The nested structures talk was actually using two codebases together: uproot to read ROOT data and oamap (object-array mapping). Since then, I've rewritten uproot (so that you can use it with vector now) and I'm in the process of rewriting oamap as well. There isn't a combination of versions of the two packages that (a) interface with one another and (b) give you the vector that you want.

rootpy's define_collection function looks nice; I may implement something similar for uproot (but without modifying the tree object). For now, you'd have to create a big zip of them all.

However, that doesn't have to be a chore: it looks like you want to combine all the branches that start with "vh_". Okay, there's at least one difference between TClonesArray and vector: a collection of vector branches do not have an external size branch like "vh_size", since they can in principle have different sizes. In fact, you didn't have to make a TCloneArray to get branches with a common size branch: you can make them like

tree->Branch("vh_size", &vh_size, "vh_size/I");
tree->Branch("vh_endcap", &vh_endcap, "vh_endcap[vh_size]/F");
// etc...

But that's a digression. You could get a bunch of branch names starting with "vh_" with something like

hitnames = tree.allkeys(filtername=lambda x: x.startswith("vh_"))

And then extract only these arrays with

arrays = tree.arrays(hitnames, outputtype=tuple)

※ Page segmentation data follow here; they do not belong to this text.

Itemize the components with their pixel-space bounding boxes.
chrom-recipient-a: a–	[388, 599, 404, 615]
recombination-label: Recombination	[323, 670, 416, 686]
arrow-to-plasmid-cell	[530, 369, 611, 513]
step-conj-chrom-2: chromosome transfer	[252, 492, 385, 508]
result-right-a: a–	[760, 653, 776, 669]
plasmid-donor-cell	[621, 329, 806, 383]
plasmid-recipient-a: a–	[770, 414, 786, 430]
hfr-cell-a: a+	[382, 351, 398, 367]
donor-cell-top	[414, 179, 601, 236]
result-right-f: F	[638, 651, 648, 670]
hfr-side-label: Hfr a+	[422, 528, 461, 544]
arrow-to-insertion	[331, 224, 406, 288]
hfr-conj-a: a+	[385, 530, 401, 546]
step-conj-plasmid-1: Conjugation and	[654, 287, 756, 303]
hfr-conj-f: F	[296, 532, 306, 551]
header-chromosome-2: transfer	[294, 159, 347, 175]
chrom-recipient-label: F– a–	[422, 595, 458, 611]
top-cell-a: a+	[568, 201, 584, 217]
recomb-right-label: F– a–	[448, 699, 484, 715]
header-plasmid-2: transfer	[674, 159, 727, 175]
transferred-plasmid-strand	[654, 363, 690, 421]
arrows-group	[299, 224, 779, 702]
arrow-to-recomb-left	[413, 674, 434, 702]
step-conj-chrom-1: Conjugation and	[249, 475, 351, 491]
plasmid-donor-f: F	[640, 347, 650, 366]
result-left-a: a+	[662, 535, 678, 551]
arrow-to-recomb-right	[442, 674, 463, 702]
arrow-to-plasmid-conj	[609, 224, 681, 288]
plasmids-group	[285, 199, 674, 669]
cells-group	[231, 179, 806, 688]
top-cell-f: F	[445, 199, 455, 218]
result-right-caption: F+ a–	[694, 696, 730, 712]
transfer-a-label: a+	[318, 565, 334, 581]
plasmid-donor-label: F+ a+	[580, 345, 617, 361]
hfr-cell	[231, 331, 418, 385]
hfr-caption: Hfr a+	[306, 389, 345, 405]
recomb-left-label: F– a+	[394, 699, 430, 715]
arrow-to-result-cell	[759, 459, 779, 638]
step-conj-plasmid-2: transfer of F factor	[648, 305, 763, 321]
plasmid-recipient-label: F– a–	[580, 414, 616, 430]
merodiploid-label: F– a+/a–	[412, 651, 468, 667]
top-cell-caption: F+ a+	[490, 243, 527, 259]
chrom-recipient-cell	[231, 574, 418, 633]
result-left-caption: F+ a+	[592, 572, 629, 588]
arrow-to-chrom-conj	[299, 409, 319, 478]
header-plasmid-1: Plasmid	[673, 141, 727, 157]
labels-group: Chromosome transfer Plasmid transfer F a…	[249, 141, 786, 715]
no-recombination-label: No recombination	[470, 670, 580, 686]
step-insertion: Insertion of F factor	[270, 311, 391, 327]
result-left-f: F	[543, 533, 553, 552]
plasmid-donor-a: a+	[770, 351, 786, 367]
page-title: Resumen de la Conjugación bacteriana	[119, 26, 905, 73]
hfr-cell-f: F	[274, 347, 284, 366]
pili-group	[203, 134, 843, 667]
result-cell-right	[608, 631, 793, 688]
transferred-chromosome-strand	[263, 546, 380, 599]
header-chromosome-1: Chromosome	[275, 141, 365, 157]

where the outputtype=tuple ensures that arrays is a tuple in the same order as hitnames. Then to zip over all of them, do

zip(*arrays)

which effectively makes each array in arrays an argument in zip. Like this:

>>> for event in zip(*arrays):
...   print "new event"
...   for name, data in zip(hitnames, event):
...     print name, data
... 
new event
v_int16 [1 2 3]
v_int32 [1 2 3]
v_int64 [1 2 3]
v_uint16 [1 2 3]
v_uint32 [1 2 3]
v_uint64 [1 2 3]
v_bool [False  True]
v_float [ 999. -999.]
v_double [ 999. -999.]
new event
v_int16 [1 2 3]
v_int32 [1 2 3]
v_int64 [1 2 3]
v_uint16 [1 2 3]
v_uint32 [1 2 3]
v_uint64 [1 2 3]
v_bool [False  True]
v_float [ 999. -999.]
v_double [ 999. -999.]
new event
v_int16 [1 2 3]
v_int32 [1 2 3]
v_int64 [1 2 3]
v_uint16 [1 2 3]
v_uint32 [1 2 3]
v_uint64 [1 2 3]
v_bool [False  True]
v_float [ 999. -999.]
v_double [ 999. -999.]

In the future, let's move these discussions to the uproot users Google Group.

jpivarski commented 6 years ago

Later, when you need more speed (because you've got your process set up— all exploration done), you'll probably want to put this loop inside of a compiled Numba function, which might complain about the use of zip(*arrays). At that point, you'll have to switch it to longhand, but one-line Python commands can spit out the Python code you'd want to copy-paste into such a script.

jiafulow commented 6 years ago

Thanks a lot for answering all my questions. I'll use the Google Group in the future.

I thought the fact that you could loop over for electron in event.Electron and access electron.pt, electron.eta, etc was because of TClonesArray. But apparently it was something else (oamap). I think that would be a really nice feature to have.

Meanwhile, the snippet that you posted will do the job. That's much better than me writing a really long zip statement. So, thanks again for all your help!